Independent members were elected to the board in 2009. They were totally supported by the family, Hatzenbuehler said, and family shareholders did not have to fear giving up control of the company because they voted for the board members and the family council would keep current and new generations involved in the company.

Thinking about the future, Hatzenbuehler also realized the company needed to get intentional about succession. He said E. Ritter and Company had too many instances in its history of people becoming president in the wake of tragedy without the time to plan an orderly succession. When Hatzenbuehler turned 62, he talked to the board about starting a formal process to look for the next CEO.

In January of 2011 a search committee was formed, a professional search firm was hired, and with input from the board and family members a profile was put together detailing the type of CEO the family wanted. Charles R. "Chip" Dickinson, Jr. was chosen. He worked with Hatzenbuehler for a year before assuming the role of CEO effective Jan. 1 of this year while Hatzenbuehler retained the position of Chairman of the Board. Prior to joining E. Ritter and Co., Dickinson had been president of Anderson-Tully Worldwide, a timber management and hardwood lumber company that had been family-owned from 1889 until 2006 when it was acquired by a private equity company. "Anderson-Tully enjoyed a lot of success as a family business, but some of the ownership had gotten outside the company," Dickinson said.

Dickinson married into the Tully family. He said during his time with Anderson-Tully, he gained an understanding of the dynamics and benefit of family ownership. "The statistics say a good family business can be more successful than a private business," Dickinson said.

"Chip saw what can happen when the family doesn't stay engaged," Hatzenbuehler said. "He brought a wealth of experience in the importance of family engagement."

Before Dickinson took over as CEO, Hatzenbuehler was serving as both Chairman of the Board and CEO and felt he was not doing either job well. "By Chip taking over, he is laser-focused on growing the business," Hatzenbuehler said. "That frees me up to work with the board. He handles the business of the business. I handle the business of the family. The Ritter family is at the very core of this organization. I look forward to working more closely with the Family Council and the younger generations to facilitate more effective communications, and forge a stronger bond,between the family and the Board."

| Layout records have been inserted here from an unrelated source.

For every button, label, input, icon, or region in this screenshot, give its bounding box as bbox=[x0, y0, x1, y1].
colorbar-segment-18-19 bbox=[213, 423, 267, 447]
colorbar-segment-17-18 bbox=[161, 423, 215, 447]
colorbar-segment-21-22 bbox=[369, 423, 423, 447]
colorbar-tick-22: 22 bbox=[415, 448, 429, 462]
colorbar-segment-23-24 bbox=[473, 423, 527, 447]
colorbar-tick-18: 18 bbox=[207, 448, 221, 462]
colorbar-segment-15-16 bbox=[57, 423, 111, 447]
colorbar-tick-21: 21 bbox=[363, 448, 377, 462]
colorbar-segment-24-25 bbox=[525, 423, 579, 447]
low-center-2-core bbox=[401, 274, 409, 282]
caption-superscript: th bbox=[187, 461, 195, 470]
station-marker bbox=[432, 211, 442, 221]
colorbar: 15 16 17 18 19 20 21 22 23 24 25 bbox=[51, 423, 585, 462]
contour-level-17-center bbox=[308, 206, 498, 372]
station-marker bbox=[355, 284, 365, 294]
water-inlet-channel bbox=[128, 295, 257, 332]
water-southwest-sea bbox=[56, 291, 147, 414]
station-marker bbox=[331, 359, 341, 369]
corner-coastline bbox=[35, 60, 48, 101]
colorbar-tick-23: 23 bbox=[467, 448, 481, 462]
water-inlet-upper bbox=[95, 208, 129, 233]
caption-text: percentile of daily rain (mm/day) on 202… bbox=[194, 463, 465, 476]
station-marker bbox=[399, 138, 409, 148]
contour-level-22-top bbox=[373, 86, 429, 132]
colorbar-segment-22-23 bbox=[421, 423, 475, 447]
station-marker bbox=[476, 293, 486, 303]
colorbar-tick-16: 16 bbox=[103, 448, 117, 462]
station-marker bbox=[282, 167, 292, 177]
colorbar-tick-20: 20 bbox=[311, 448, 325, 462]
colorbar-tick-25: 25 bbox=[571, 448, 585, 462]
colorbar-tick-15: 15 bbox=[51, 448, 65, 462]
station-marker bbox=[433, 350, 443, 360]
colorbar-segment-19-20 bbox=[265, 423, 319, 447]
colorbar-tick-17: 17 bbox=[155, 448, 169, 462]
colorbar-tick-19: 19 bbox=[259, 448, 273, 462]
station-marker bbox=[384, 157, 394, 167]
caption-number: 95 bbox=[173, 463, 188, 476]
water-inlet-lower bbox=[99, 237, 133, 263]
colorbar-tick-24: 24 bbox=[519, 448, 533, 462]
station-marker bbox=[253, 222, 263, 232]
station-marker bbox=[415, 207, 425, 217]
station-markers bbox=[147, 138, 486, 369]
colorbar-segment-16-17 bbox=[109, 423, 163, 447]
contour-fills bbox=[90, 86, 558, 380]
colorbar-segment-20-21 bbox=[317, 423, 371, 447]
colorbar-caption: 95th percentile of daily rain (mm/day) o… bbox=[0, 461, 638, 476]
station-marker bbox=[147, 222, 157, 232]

Dickinson said he was impressed by the unity of vision E. Ritter and Co. shared. "The company has done a phenomenal job," Dickinson said. "We have very talented team managers who are young and energetic. They have some bright ideas and are motivated to doing a wonderful job."

Dickinson will be focused on operations within Ritter Communications Holdings and Ritter Agribusiness Holdings. "I've had the unique opportunity of observing Dan as our CEO for the past year, while also preparing for my new role," said Dickinson. "I have learned a lot about this company and I admire the productive relationships that exist among its board members, family members, employees, customers and the communities it serves."

Other leadership changes include the following:

*Ritter Arnold has assumed primary responsibility for the Company's external affairs, focusing on the relationships its divisions have with the communities they serve and on philanthropic interests. Arnold has also volunteered extensively in leadership roles for organizations such as Arkansas Boll Weevil Eradication Foundation, Methodist Family Health, Eastern Arkansas Boy Scout Council and the Arkansas Agricultural Council. He currently serves on the boards of Arkansas Children's Hospital Foundation and Arkansas Research Alliance.

*Kenny Traynom will lead the Agribusiness Division of E. Ritter and Co., which currently operates Ritter Farms, Ritter Farms Management, Ritter Grain Services and is a partner in RHM Gin. Prior to joining Ritter in 2010, he served in strategic and financial roles with Morgan Keegan and Company, Monsanto, Valent and as a financial advisor to various companies and family businesses in the agricultural sector. As President of Ritter Agribusiness Holdings, Traynom will provide senior executive direction and oversight to existing and future initiatives, including partnerships and joint ventures.